I felt like this was my actual conversion because honestly when I took my shahada, I wasn’t really ready to take the leap. But Abbas told me that I have to try it to experience it. For example, describing the taste of durian to someone. You can never come close to the actual taste of durian until you try it for yourself.
And I think this year, I truly experienced the sweetness of Islam. I just had so much awe and gratitude for the religion.
This year, Abbas and I had different goals. I was still not confident in my recitation of Arabic so I sat with Abbas during his taddarus session, where one would read one juz per day, and read the translation of that juz. I really loved the experience of sitting with Abbas, doing something together, separately. It was definitely one of the highlights of this Ramadhan.
One of the things I especially appreciated was the ease of the religion. During my 23 years as a Christian, I often struggled to remember God. But now, with a little bit more knowledge of Islam, I realised that the formula has been handed to me. Islam teaches us to remember Allah ﷻ in everything we do—drinking water, wearing clothes, walking, dhikr, our prayers, everything is to help us to remember Allah ﷻ. I’m so grateful for the formula even though it’s always a work in progress to do it better.
Another thing that made this Ramadhan special was that it was 4 months after I had a miscarriage. I think I was still healing and I depended a lot on Allah ﷻ for comfort. His words in the Quran and the words of the hadiths really tied me through this period. It also made me realise how reliant we, as humans, are on Allah ﷻ, but yet fail to thank Him for it.
I was the mother to the unborn child in my tummy yet I had zero power to feed or help the child to grow healthily. Similarly, I have zero power to help myself breathe, move my muscles or do anything, yet I failed to realise that it’s Allah ﷻ who is keeping me alive.

Our fifth Ramadhan was vastly different because now there was another variable in the equation—a three-month old child. For all the past years, we had gone through Ramadhan as a couple and I had no idea what to expect going through Ramadhan with a child was going to be like. Much less a three-month old child.

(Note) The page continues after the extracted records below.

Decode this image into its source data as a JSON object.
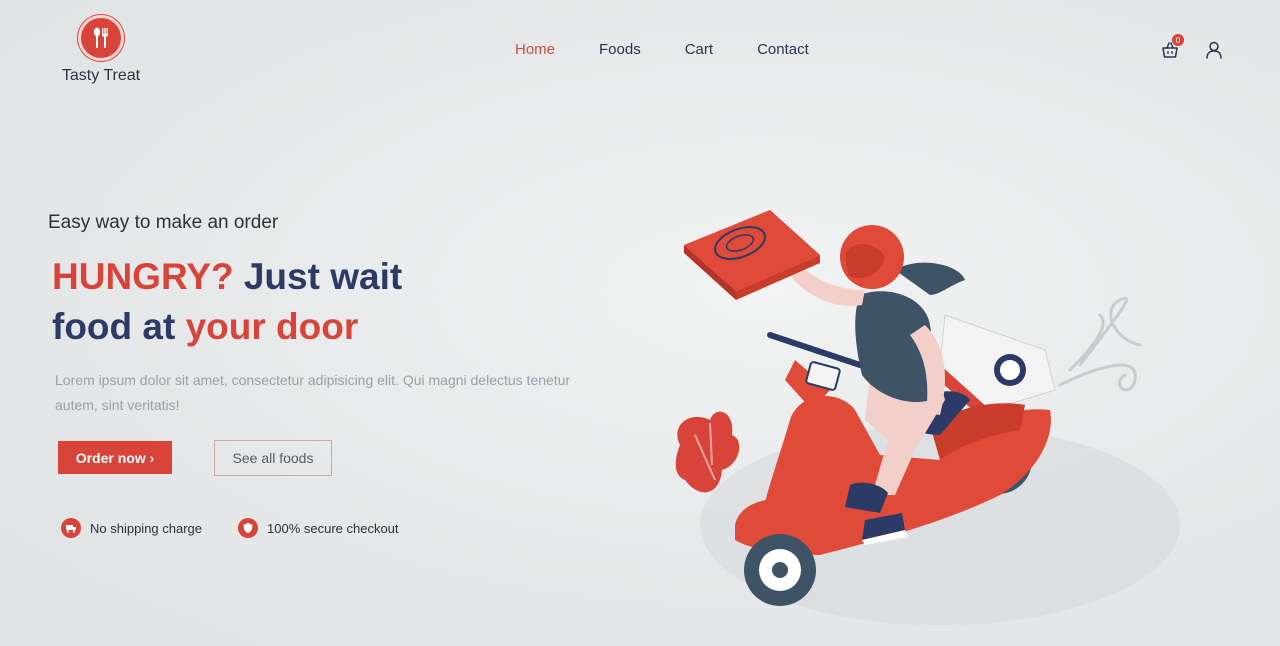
{
  "brand": {
    "name": "Tasty Treat"
  },
  "nav": {
    "items": [
      {
        "label": "Home",
        "active": true
      },
      {
        "label": "Foods",
        "active": false
      },
      {
        "label": "Cart",
        "active": false
      },
      {
        "label": "Contact",
        "active": false
      }
    ]
  },
  "header": {
    "cart_count": "0"
  },
  "hero": {
    "tagline": "Easy way to make an order",
    "headline_part1": "HUNGRY?",
    "headline_part2": " Just wait",
    "headline_part3": "food at ",
    "headline_part4": "your door",
    "description": "Lorem ipsum dolor sit amet, consectetur adipisicing elit. Qui magni delectus tenetur autem, sint veritatis!",
    "order_button": "Order now ›",
    "see_all_button": "See all foods"
  },
  "features": [
    {
      "icon": "truck-icon",
      "label": "No shipping charge"
    },
    {
      "icon": "shield-icon",
      "label": "100% secure checkout"
    }
  ],
  "colors": {
    "accent": "#d8443a",
    "navy": "#2c3a66"
  }
}
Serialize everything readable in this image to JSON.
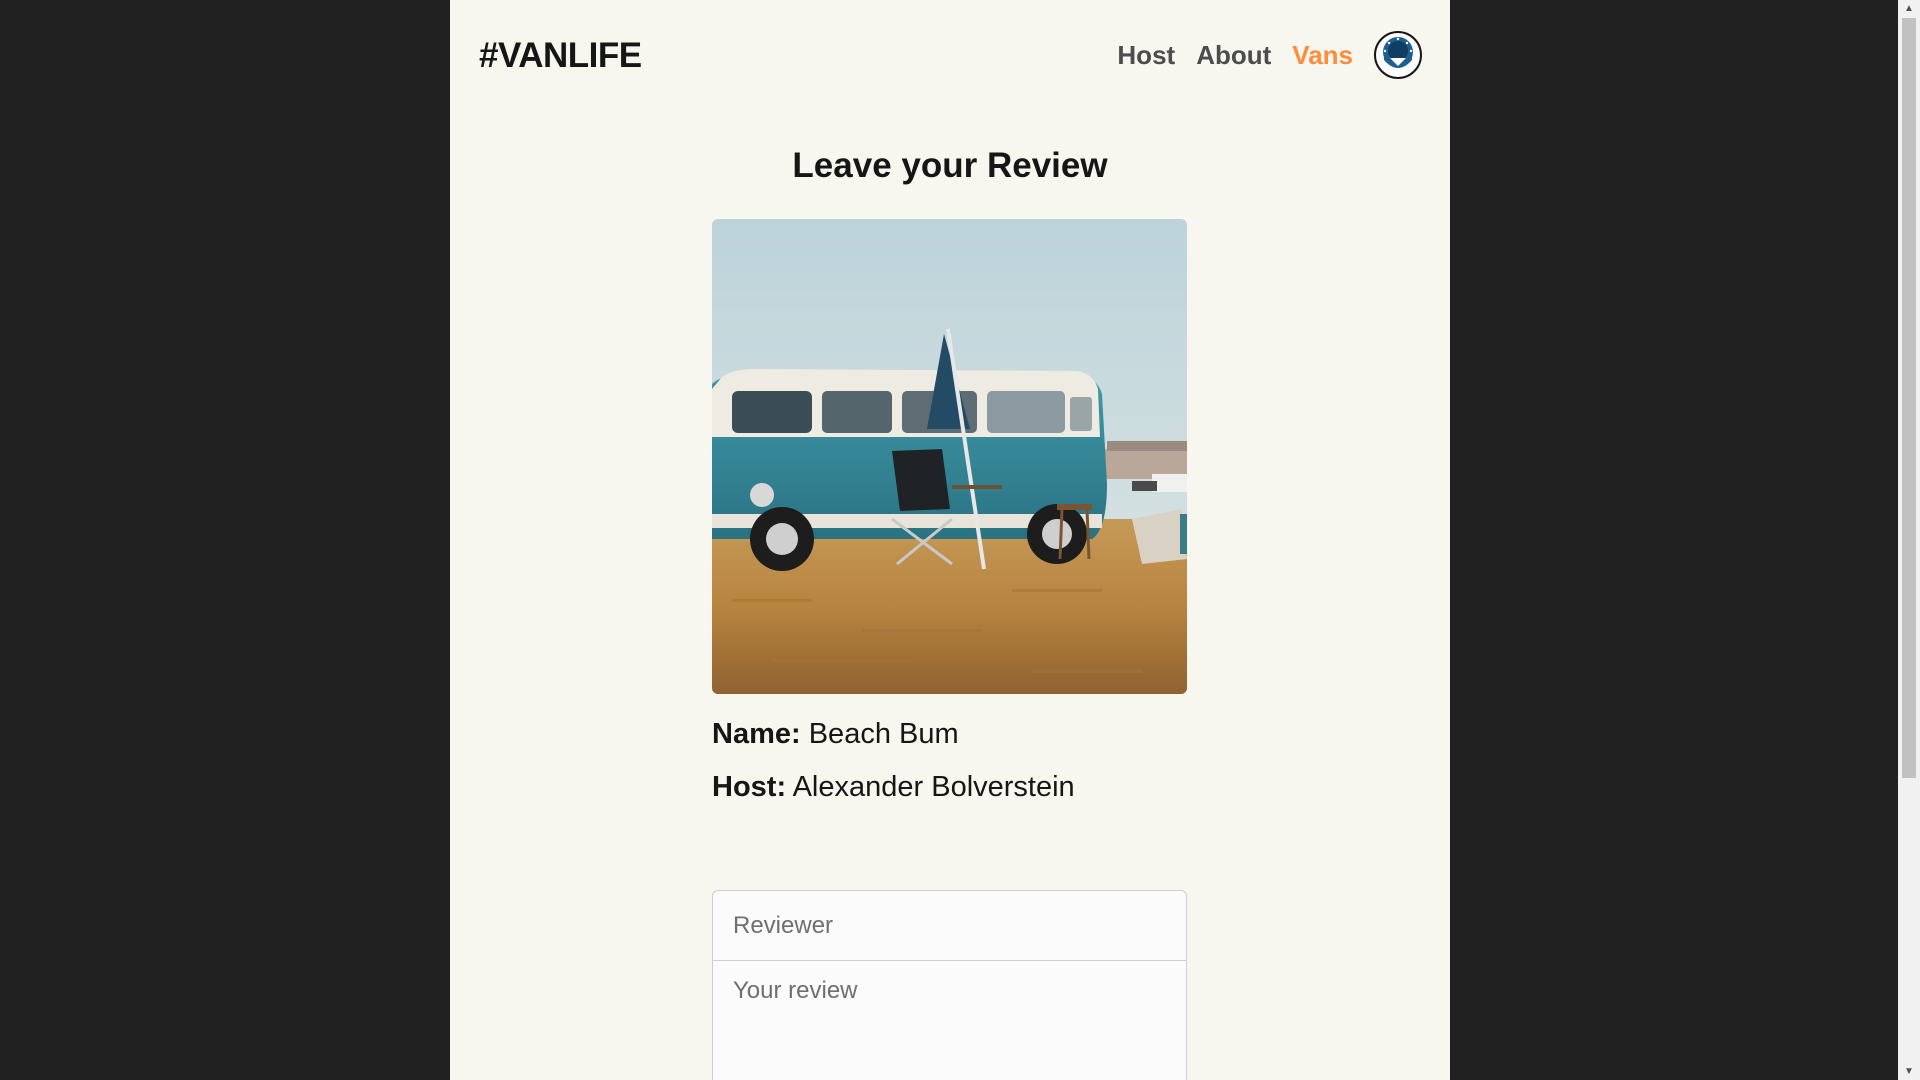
{
  "header": {
    "logo": "#VANLIFE",
    "nav": [
      {
        "label": "Host",
        "active": false
      },
      {
        "label": "About",
        "active": false
      },
      {
        "label": "Vans",
        "active": true
      }
    ],
    "avatar_icon": "avatar-badge-icon",
    "accent_color": "#ff8c38"
  },
  "main": {
    "title": "Leave your Review",
    "image_alt": "Teal camper van parked on a grassy field with a folding chair and umbrella",
    "van": {
      "name_label": "Name:",
      "name_value": "Beach Bum",
      "host_label": "Host:",
      "host_value": "Alexander Bolverstein"
    },
    "form": {
      "reviewer_placeholder": "Reviewer",
      "review_placeholder": "Your review"
    }
  },
  "colors": {
    "page_background": "#f7f6ef",
    "outer_background": "#212121",
    "text": "#161616",
    "nav_text": "#4d4d4d"
  }
}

I was still trying to adjust to being a mother, daughter, daughter-in-law, and now a wife to my child’s father. So Ramadhan was difficult. I was sleep deprived and there were a lot of unexpected situations.
We also spent more time with Abbas’ family since the mosques were still difficult to go to because of Covid and that in itself presented a whole set of challenges.
Terawih was often stressful, not knowing if Hafsa could get through the eight rakaat without crying, but not wanting to inconvenience others. Abbas’ mum would often ask the helper to take care of Hafsa while we prayed terawih and I felt really bad because I felt like I was taking away her opportunity to pray terawih. But Abbas changed my perspective by saying that she might have even more rewards for doing so and we just have to think good of Allah ﷻ.
This year was when Converts Central was founded as well and we had an online converts Eid where Abbas and I made so many good friends and I finally had the community I was yearning for. When we could finally have big gatherings again, Eid was amazing.
Allah’s plans are amazing and perfect. Both Abbas and I agree that if we had come across the Converts Central community any earlier, perhaps in my first two years of conversion, we might not have integrated as well into the community because of where we were in our journey. Everyone in Converts Central strives so much and it would have put even more pressure on ourselves when we were not ready.
Looking back at how all the past years have been a really gratifying experience. One that I’m glad that I took just a little time to document because humans really forget so quickly. I hope that my experience has been beneficial to you and please forgive me for my shortcomings.